Por: Cecilia Orozco Tascón

La ética, ¿asunto menor?

EL RECONOCIDO ECONOMISTA JUAN Carlos Echeverry pertenece a una capa superprivilegiada: se graduó en los Andes, donde además ha sido profesor y decano; es Ph.D de la famosa NYU (New York University).

Ha sido asesor de organismos internacionales y gobiernos y ha desempeñado altos cargos oficiales en Colombia. Semejante fortuna, en un país que les ofrece tan escasas oportunidades a los miles de estudiantes y empleados que ya quisieran tener siquiera una parte de las ventajas de que ha gozado el hoy ministro de Hacienda, entraña responsabilidades serias frente al resto de la sociedad.

A finales de 2009 y comienzos de 2010, cuando era consultor privado en su firma EConcept, el doctor Echeverry fue contratado por $150 millones de pesos por Saludcoop para analizar el sistema de salud. En un acto legítimo como particular, Echeverry escribió un documento basado en la información que le suministró Saludcoop, en que llegó a conclusiones sobre “el presente y futuro” del sistema que hoy es motivo de escándalo. El consultor encontró lo que hoy todos sabemos: que la salud va a colapsar por “faltantes financieros” y que la “sostenibilidad de las EPS depende de la forma como se resuelvan las reclamaciones por concepto de procedimientos y medicamentos no POS, como de la forma como se continúe comportando la aprobación de nuevas solicitudes de servicios por fuera del POS vigente”. Echeverry presentó también soluciones.
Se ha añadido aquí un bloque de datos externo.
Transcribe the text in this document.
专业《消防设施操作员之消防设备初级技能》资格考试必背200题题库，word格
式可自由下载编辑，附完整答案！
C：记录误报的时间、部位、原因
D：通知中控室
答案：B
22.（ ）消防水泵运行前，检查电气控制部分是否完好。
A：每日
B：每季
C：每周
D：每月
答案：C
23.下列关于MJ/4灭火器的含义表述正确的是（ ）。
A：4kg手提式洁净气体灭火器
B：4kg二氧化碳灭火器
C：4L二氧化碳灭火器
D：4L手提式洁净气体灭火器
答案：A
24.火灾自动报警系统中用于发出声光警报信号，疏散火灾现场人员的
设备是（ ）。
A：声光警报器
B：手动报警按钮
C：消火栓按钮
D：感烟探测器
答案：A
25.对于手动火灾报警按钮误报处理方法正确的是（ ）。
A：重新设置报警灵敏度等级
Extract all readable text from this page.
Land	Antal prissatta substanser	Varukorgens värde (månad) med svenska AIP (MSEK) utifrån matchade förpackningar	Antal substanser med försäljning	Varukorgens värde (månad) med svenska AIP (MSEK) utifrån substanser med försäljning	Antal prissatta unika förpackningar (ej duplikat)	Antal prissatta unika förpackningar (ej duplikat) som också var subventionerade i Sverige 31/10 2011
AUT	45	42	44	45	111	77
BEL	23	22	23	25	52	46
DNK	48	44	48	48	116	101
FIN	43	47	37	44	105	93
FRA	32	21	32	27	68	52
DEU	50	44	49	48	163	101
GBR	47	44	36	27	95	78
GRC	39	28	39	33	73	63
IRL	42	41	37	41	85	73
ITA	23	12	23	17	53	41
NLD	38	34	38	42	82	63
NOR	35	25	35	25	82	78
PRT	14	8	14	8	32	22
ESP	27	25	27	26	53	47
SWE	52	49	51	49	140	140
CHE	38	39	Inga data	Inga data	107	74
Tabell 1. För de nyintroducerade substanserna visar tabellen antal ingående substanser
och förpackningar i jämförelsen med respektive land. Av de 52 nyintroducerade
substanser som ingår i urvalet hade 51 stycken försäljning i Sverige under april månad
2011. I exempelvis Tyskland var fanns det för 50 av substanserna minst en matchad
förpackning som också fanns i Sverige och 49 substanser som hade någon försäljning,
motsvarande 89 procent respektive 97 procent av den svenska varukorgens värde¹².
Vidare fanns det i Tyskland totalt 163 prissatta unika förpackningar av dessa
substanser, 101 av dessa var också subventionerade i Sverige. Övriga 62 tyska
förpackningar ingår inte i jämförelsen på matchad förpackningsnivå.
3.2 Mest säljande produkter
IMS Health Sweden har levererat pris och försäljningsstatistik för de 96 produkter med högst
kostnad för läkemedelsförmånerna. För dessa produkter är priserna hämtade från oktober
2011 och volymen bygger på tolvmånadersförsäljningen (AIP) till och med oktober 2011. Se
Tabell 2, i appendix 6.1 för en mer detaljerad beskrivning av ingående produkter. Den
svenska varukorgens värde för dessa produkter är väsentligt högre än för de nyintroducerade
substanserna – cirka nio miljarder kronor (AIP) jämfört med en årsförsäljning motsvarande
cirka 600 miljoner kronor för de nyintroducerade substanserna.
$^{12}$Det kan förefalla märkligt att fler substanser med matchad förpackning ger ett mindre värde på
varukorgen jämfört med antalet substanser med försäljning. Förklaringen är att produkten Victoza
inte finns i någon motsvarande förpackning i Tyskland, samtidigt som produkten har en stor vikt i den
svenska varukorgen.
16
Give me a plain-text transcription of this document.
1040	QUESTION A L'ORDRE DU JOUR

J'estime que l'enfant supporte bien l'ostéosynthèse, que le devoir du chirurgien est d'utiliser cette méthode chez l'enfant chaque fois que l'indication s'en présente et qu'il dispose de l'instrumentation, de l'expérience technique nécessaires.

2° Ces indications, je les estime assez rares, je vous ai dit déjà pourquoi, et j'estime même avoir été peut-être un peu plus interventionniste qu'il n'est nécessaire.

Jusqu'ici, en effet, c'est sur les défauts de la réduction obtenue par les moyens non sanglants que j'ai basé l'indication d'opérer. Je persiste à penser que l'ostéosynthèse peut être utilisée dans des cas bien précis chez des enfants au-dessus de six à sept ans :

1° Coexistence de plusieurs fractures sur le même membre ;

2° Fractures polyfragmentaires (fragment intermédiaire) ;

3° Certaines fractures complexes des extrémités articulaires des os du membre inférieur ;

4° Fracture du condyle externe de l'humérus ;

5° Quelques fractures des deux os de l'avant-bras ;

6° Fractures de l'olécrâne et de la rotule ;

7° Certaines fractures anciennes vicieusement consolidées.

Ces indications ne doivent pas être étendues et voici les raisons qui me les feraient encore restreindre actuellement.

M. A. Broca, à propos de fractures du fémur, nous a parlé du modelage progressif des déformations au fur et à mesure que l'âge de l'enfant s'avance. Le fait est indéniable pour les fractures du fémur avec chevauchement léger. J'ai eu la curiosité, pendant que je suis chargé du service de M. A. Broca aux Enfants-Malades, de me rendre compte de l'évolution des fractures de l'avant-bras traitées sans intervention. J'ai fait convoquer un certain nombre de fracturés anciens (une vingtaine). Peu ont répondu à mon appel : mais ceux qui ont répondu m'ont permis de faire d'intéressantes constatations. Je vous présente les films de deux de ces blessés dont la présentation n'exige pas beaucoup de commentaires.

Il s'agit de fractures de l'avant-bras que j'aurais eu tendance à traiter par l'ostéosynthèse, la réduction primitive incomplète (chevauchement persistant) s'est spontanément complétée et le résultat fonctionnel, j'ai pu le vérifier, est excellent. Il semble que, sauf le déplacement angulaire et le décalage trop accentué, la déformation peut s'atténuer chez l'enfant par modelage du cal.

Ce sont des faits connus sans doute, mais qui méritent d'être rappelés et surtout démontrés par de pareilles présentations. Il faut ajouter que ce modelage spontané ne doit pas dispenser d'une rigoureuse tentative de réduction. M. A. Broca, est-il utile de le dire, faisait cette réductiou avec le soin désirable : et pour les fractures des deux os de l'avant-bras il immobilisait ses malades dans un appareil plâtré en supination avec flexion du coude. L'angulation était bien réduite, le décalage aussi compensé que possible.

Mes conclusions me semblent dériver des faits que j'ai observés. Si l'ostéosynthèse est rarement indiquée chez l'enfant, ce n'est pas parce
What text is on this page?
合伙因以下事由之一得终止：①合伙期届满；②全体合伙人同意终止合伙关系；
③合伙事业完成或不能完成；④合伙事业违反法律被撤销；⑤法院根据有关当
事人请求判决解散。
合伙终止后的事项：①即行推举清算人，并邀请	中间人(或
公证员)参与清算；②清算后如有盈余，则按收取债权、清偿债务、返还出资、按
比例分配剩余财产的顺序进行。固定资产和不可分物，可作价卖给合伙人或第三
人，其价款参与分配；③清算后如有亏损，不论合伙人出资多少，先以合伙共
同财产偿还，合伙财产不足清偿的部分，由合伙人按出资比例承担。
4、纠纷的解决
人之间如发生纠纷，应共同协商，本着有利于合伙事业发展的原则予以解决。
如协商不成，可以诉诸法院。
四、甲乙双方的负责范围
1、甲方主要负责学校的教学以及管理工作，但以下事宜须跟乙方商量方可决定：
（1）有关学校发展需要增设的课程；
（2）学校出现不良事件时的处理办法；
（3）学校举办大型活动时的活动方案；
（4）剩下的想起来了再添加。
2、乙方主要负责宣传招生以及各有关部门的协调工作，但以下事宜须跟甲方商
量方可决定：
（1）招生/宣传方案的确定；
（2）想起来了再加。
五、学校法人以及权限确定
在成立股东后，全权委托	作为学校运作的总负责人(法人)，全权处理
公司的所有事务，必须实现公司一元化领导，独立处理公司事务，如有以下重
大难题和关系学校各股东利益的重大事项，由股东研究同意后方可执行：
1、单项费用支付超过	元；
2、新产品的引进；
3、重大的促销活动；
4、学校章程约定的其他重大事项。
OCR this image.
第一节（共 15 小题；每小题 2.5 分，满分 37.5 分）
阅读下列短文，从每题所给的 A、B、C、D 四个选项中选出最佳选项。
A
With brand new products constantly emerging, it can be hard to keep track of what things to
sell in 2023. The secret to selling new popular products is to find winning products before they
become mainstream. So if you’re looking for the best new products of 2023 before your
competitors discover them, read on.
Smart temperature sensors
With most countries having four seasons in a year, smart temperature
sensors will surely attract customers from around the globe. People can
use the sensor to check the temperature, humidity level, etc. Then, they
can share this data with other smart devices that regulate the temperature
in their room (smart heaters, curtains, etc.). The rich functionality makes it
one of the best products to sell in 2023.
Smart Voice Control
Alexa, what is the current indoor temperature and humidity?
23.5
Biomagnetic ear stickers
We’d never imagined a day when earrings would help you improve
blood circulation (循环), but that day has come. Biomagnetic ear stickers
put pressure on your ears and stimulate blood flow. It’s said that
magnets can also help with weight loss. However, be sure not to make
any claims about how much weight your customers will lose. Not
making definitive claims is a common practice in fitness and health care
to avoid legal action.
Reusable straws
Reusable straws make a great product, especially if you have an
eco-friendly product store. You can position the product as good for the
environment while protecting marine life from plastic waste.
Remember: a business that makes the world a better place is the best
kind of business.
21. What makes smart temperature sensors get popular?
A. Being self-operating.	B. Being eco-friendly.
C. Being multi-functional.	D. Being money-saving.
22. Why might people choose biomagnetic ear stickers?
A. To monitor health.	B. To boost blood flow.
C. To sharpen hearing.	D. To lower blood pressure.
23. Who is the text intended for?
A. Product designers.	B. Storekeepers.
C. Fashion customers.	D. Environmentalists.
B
Una de ellas fue la de cubrir “la totalidad del faltante mediante un incremento en el gasto público…”. Y añadió: “el faltante sería cubierto por los contribuyentes, bien sea a través de impuestos inmediatos o de deuda pública (impuestos futuros)”.

Poco después, Echeverry entró a la campaña presidencial y meses más tarde se convirtió en ministro de Hacienda. Apenas posesionado el gobierno, se empezó a discutir la reforma a la salud. A la difusión de su contrato con Saludcoop, el domingo pasado en Noticias Uno, Echeverry contestó que no se había declarado impedido de tratar como ministro el tema que había conocido como consultor particular porque no estuvo “involucrado en ningún momento en la discusión”  en el Congreso. Una simple búsqueda en internet arrojó una verdad distinta. Echeverry no sólo participó, sino que propuso añadirle unos artículos al proyecto de ley (001 de 2010) “por medio del cual se reforma el Sistema General de Seguridad Social en Salud”. Según consta en la Comisión VII del Senado, el 10 de noviembre pasado se radicó una solicitud de los ministros de Hacienda y Protección Social para adicionar “unos artículos específicos (sobre) la redistribución de recursos del sistema general de participaciones y recursos de aseguramiento”. En la constancia escrita se dice que en dichos artículos “se exige un origen gubernamental”. Si atendemos las razones del consultor Echeverry, el faltante en la redistribución de los recursos será “cubierto por los contribuyentes”, con el fin de que las EPS sean sostenibles. Volvemos al mismo punto: ¿qué prima: los intereses privados o los públicos entrecruzados por los protagonistas del poder? El ministro falló por no declarar que estaba inhabilitado para tratar un asunto como funcionario, del que ya había tomado posición cuando la peor involucrada de las EPS le pagó. Al menos fue laxo en materia moral. No sostengo que Echeverry sea corrupto. Pero sí que la corrupción nacional se disparó a niveles jamás vistos cuando la gente empezó a actuar bajo los supuestos de que se puede hacer todo lo que la ley no prohíbe y de que la ética es una cantaleta menor frente a la cual uno puede alzarse de hombros con tal de triunfar.